The sole question for determination is the sufficiency of a declaration in two counts filed by the plaintiff-in-error against the defendant-in-error and the point of investigation may be further narrowed *Page 464 to a consideration of the particular defect presented to the trial court in the sixth ground of the demurrer, namely, the vagueness, indefiniteness and uncertainty of the pleading.
The plaintiff was described in both counts as a "plastering subcontractor" and the defendant as a "general building contractor." The gist of the action, averred in identical phraseology in both counts, was that "plaintiff and the defendant entered into a contract wherein and whereby in consideration of the mutual covenants and promises each to the other made, to be by each, respectively, kept and performed, the plaintiff agreed to supply all the plastering work on a construction project known as 'Second Addition to Liberty Square, Miami, Florida' for which construction project the defendant was the general contractor, and the defendant agreed to pay the plaintiff the sum of Ninety Thousand ($90,000.00) Dollars for said plastering work, which sum of Ninety Thousand ($90,000.00) Dollars was by the tacit agreement of the parties to be paid the plaintiff according to general custom and usage in construction contracts prevailing in Dade County, Florida; to be paid in semi-monthly installments as the work progressed until completion of the entire project when all sums remaining due were to be paid in full; and that both plaintiff and the defendant had knowledge of said custom and usage at the time the contract between them was made and that the parties hereto in the making of said contract, contracted with reference to the aforesaid custom and usage. . . ."
In both counts the defendant was charged with having breached the contract by notifying the plaintiff that he, the defendant, would not perform and *Page 465 would not allow the plaintiff to do so and in both of the counts the damage alleged was the loss "of the profits it [plaintiff] would have made by virtue of said contract." Although the nature of the damage claimed is the same in the first and second counts the latter contained additional allegations that expense was incurred by the plaintiff because he "arranged for the issuance of a surety bond" and "made all necessary arrangements for the procurement of . . . supplies."
We think it is fundamental that the plaintiff must allege the elements of the contract with precision so that the person against whom he seeks redress may properly defend himself in the action, Kennedy v. McDiarmid, 157 Ala. 496, 47 So. 792, Slaughter, et al., v. Barnett, 144 Fla. 352, 154 So. 134, and when this test is applied to the pleading here under scrutiny it is obvious that it is wanting in that degree of certainty with which the agreement should be declared. It will be noted by adverting to the quoted part of the declaration giving the gist of the cause of action that no mention is made of the quality of the work which was to be performed or the quantity of it. It is to be presumed, in the absence of allegations on the subject, that no time for the performance of the contract was agreed upon and no date adopted by the parties as the time for commencement of the work. There is no reference to any plans or specifications and the only means of identifying a particular construction is the allusion to "Second Addition to Liberty Square, Miami, Florida." The status of that so-called addition, whether merely contemplated or projected, or in actual progress, cannot be ascertained from the pleading. *Page 466
In the second count there is the statement that the plaintiff was advised that it should obtain a surety bond in the same sum it was to receive for the work but these figures shed little light on the supposed agreement because of a total lack of any averment indicating the grade or amount of plastering that was to be done or the speed with which the contract was to be executed. These elements are of great importance because the damage claimed is the loss of profits and these profits would vary according to the quality and quantity of the work and the rapidity with which it was to be done.
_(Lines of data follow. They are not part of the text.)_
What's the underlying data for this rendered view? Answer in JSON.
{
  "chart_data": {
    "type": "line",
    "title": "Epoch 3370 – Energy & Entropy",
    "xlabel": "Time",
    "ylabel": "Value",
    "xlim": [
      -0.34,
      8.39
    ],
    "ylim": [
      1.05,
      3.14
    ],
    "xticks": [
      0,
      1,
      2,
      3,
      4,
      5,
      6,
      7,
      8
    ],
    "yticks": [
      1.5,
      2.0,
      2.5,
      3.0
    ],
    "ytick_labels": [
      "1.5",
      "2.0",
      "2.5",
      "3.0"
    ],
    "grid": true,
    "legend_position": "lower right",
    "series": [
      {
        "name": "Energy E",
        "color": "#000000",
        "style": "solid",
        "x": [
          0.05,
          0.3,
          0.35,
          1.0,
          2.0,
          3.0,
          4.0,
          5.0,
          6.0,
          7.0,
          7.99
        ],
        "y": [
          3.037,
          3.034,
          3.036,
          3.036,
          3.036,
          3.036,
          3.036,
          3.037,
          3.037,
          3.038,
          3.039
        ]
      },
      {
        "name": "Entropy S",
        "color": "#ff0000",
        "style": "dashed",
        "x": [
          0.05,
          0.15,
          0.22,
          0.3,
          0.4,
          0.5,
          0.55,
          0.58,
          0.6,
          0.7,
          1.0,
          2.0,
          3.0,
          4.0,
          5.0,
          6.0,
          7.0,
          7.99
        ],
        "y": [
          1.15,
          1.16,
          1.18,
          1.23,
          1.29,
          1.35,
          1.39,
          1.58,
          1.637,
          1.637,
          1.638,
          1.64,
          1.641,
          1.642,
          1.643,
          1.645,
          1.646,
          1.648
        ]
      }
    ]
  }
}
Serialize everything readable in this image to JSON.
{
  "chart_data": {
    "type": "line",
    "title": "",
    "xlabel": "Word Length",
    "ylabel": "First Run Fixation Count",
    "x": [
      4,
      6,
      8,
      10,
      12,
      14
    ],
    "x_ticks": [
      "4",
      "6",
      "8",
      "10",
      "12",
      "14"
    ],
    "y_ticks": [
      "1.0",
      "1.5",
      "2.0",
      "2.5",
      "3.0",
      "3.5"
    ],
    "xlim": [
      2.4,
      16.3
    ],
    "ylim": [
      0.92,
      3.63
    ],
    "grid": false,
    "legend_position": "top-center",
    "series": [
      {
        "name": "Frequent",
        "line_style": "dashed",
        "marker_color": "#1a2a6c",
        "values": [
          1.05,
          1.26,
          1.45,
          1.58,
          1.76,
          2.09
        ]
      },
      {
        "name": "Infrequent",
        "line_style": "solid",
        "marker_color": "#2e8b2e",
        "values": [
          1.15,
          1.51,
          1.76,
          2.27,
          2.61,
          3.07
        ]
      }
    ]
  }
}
Even the statement of the manner of payment for the work as it progressed is decidedly vague. It is alleged that the agreement in this respect was tacit and that installments were to be governed by custom and usage "in construction contracts . . . in Dade County." In pleading custom and usage as a basis for evidence of the method of compensation it was necessary to state the custom and usage more specifically. True the periods at which payments were to be made are given but there are no averments of the proportion of the work to be paid for from time to time hence the accumulated amount to be discharged at the completion of the contract.
The declaration did not comprise allegations justifying proof of that feature of the contract. The court cannot take judicial knowledge of custom and usage in a particular locality and they must, therefore, be pleaded with certainty. Pittsburg Steel Co. v. Streety, 61 Fla. 393, 55 So. 67. Essential elements of the contract were not so adequately averred in the declaration as to make it impregnable to attack by demurrer and we conclude that the circuit judge ruled *Page 467 with unquestionable propriety when he sustained the demurrer to it.
Affirmed.
BROWN, C. J., BUFORD, and ADAMS, JJ., concur.
WHITFIELD, TERRELL and CHAPMAN, JJ., dissent.